Q: I am recording someone else's song. Do I have to pay them a royalty?

David Mellor

David Mellor is CEO and Course Director of Audio Masterclass. David has designed courses in audio education and training since 1986 and is the publisher and principal writer of Record-Producer.com.

Thursday December 30, 2010

One of our website visitors asks...

I wish to cover some songs I am sure will have copyright. Do I need to seek permission from the owner/creator or do I just do it and then pay a royalty on copies sold.

The answer to this question depends on where in the world you live. In the United States, then once a song has been recorded and released, then anyone can record and release their version of the song, without permission. A statutory compulsory royalty is payable.

Outside of the United States then generally you will need the permission of the copyright owner to record the song, and of course a royalty will be payable.

There is an interesting article here, in which a musician describes the process of becoming a skilled acrobat and jumping through a amazing sequence of hoops to release his small-scale recording of song covers.

In general however, your best course of action is to go to the people in charge, which will be the agency or agencies responsible for the administration of music royalties in your country.

In the USA go here...

The Harry Fox Agency





And as the article linked above suggests, if the Harry Fox Agency says no, you can always go direct to the publisher because you have a legal right to record previously released material.

In the UK go to PRS For Music.

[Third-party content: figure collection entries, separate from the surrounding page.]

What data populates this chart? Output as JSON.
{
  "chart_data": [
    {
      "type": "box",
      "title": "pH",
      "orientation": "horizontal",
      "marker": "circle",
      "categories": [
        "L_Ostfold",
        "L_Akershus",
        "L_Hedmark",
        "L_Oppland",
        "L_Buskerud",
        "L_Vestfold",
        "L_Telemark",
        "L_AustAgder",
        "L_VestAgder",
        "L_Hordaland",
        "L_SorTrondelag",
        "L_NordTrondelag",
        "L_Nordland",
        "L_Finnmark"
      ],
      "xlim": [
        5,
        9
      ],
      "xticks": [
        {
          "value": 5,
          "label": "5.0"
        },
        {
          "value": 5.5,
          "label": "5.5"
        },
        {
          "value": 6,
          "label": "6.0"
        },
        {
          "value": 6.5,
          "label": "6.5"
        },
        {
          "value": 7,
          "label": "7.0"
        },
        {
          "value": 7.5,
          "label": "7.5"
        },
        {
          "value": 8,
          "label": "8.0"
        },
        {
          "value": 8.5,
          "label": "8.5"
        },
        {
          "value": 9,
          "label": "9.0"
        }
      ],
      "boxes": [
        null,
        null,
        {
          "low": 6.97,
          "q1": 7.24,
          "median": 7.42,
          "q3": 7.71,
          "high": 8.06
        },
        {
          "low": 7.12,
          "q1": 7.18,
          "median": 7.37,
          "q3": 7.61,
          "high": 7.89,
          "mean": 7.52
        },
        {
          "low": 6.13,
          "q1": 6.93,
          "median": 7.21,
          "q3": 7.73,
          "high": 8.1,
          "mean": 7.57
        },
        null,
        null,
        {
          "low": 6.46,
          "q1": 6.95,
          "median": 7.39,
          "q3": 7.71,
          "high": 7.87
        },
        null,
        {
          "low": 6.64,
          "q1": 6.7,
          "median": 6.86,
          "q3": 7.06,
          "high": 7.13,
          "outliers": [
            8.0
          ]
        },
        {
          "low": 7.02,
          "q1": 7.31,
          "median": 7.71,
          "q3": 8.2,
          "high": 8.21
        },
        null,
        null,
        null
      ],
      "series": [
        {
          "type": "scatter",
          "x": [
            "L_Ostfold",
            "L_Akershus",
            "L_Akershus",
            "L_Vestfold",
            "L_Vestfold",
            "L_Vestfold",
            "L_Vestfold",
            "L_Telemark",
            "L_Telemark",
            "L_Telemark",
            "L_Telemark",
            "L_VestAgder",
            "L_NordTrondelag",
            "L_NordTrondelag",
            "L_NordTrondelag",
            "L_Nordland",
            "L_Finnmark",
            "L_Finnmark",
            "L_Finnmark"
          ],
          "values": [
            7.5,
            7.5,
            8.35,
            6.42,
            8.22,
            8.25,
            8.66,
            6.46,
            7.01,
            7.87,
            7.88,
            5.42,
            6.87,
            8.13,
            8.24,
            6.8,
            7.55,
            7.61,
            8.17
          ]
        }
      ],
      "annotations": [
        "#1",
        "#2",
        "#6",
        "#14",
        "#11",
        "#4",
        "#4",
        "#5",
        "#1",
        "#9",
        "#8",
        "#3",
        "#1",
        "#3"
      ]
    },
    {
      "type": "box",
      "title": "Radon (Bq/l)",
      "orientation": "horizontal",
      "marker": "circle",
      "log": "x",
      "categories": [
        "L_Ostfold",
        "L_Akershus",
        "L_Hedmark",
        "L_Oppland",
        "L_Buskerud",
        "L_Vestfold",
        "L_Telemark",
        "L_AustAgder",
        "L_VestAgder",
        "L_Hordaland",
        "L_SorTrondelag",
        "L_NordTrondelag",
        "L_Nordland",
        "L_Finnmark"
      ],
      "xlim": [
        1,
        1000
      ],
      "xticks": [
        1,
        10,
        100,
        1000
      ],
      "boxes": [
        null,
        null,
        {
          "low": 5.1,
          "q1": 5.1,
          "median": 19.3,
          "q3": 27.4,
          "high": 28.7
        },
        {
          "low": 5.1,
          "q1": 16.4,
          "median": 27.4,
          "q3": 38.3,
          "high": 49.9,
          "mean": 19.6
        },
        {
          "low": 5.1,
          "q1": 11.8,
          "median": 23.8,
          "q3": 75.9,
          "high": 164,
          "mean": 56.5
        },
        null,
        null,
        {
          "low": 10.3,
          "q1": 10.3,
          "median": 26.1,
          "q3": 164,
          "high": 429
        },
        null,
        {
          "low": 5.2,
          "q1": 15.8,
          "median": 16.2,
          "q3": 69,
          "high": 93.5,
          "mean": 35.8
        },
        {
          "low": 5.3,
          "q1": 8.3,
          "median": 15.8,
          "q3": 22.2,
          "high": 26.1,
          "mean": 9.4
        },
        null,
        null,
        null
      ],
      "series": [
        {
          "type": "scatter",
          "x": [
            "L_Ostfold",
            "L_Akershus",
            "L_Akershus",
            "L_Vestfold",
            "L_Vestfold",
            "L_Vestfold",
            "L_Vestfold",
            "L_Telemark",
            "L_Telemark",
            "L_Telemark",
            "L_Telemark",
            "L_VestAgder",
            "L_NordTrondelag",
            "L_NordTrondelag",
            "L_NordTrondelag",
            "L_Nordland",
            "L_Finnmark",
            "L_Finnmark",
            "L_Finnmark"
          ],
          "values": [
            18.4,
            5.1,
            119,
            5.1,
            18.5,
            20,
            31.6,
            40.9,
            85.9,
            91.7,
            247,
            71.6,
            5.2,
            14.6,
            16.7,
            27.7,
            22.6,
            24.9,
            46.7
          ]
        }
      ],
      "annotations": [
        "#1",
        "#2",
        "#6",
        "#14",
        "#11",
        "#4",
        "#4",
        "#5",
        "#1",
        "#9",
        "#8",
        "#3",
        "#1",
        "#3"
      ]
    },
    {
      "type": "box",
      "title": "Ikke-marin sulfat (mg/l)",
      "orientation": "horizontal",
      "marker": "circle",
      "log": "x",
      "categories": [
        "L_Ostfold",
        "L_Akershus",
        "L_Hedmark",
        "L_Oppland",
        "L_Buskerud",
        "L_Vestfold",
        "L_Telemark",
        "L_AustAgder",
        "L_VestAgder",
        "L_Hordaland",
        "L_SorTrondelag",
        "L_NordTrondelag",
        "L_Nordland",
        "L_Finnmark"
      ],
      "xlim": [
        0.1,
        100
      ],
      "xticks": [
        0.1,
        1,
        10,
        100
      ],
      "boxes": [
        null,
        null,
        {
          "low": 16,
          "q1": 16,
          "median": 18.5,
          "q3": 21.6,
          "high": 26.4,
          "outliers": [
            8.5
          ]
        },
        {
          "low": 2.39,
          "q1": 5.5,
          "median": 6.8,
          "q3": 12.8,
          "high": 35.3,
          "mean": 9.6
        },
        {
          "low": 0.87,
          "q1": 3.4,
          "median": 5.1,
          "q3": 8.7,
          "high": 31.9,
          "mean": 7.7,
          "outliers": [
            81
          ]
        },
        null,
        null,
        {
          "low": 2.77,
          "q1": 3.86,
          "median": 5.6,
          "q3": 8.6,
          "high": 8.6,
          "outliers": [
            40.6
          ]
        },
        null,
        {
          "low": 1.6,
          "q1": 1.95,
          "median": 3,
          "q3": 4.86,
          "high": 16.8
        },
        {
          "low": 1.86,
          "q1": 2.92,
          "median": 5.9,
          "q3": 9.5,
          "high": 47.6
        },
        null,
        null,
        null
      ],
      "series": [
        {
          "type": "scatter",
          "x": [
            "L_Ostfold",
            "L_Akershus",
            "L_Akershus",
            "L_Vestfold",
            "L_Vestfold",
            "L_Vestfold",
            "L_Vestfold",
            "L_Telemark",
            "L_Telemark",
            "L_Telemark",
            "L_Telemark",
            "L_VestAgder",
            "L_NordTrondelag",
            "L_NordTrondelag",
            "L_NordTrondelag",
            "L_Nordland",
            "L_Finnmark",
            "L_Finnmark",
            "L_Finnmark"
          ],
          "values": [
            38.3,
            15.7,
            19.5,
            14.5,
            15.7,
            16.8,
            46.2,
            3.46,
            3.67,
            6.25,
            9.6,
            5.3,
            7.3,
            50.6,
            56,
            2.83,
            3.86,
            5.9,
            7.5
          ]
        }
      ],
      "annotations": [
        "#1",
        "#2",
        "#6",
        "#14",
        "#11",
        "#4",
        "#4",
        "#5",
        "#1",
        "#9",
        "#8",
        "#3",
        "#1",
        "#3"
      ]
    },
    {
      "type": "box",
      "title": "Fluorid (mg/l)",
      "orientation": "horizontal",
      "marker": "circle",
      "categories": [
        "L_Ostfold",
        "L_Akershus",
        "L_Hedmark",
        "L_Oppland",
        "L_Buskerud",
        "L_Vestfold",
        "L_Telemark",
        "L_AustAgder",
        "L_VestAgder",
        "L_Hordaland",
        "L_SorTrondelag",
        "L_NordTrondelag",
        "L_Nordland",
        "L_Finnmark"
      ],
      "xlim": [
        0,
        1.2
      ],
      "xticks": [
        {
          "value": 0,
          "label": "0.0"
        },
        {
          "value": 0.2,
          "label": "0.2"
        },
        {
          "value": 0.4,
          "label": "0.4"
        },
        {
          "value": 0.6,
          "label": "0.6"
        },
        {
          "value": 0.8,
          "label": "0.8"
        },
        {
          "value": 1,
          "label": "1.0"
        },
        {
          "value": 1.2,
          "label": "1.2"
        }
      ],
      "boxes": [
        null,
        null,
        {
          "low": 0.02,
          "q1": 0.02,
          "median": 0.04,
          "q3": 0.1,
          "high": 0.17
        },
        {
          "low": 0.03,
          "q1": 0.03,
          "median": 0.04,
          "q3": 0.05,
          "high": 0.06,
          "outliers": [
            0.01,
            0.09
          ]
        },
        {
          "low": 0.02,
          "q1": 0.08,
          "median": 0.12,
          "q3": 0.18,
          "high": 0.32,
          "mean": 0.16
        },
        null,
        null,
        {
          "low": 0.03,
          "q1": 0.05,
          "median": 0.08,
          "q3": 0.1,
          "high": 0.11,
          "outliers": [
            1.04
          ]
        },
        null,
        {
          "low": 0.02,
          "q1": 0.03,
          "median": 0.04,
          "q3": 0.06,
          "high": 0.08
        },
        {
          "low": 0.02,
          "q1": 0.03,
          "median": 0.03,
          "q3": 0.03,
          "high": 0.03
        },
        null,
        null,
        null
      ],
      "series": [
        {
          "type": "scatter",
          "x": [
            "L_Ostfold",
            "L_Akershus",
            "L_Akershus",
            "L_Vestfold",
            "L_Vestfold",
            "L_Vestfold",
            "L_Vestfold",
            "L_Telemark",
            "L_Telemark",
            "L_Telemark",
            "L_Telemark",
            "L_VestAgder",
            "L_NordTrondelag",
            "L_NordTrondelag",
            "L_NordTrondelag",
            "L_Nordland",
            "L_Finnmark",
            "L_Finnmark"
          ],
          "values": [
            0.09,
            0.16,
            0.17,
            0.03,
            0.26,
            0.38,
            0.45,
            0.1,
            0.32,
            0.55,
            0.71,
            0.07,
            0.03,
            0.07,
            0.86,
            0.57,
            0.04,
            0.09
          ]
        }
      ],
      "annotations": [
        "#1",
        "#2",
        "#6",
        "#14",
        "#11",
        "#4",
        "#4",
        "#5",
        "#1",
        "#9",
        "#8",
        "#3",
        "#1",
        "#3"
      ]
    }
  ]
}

In Canada you will need CMRRA or SOCAN, in Australia and New Zealand APRA | AMCOS.

Also useful for finding out who publishes a particular song in the USA is the Music Publishers' Association.

We would love to hear from anyone who has an interesting experience of licensing music. Also if anyone has fallen foul of copyright law and has been made to pay the price, we would love to hear about that too.

P.S. One of the comments we received correctly states that in Canada, CMRRA is the agency responsible for administration of mechanical rights, and they should of course be your first port of call in that country. I am pleased to add it to my article. However, the linked article describes the potential difficulties of finding out who owns the rights to a particular song. I know from my own experience that the databases of these agencies are not entirely complete. So check with CMRRA first, but SOCAN might also be a useful contact.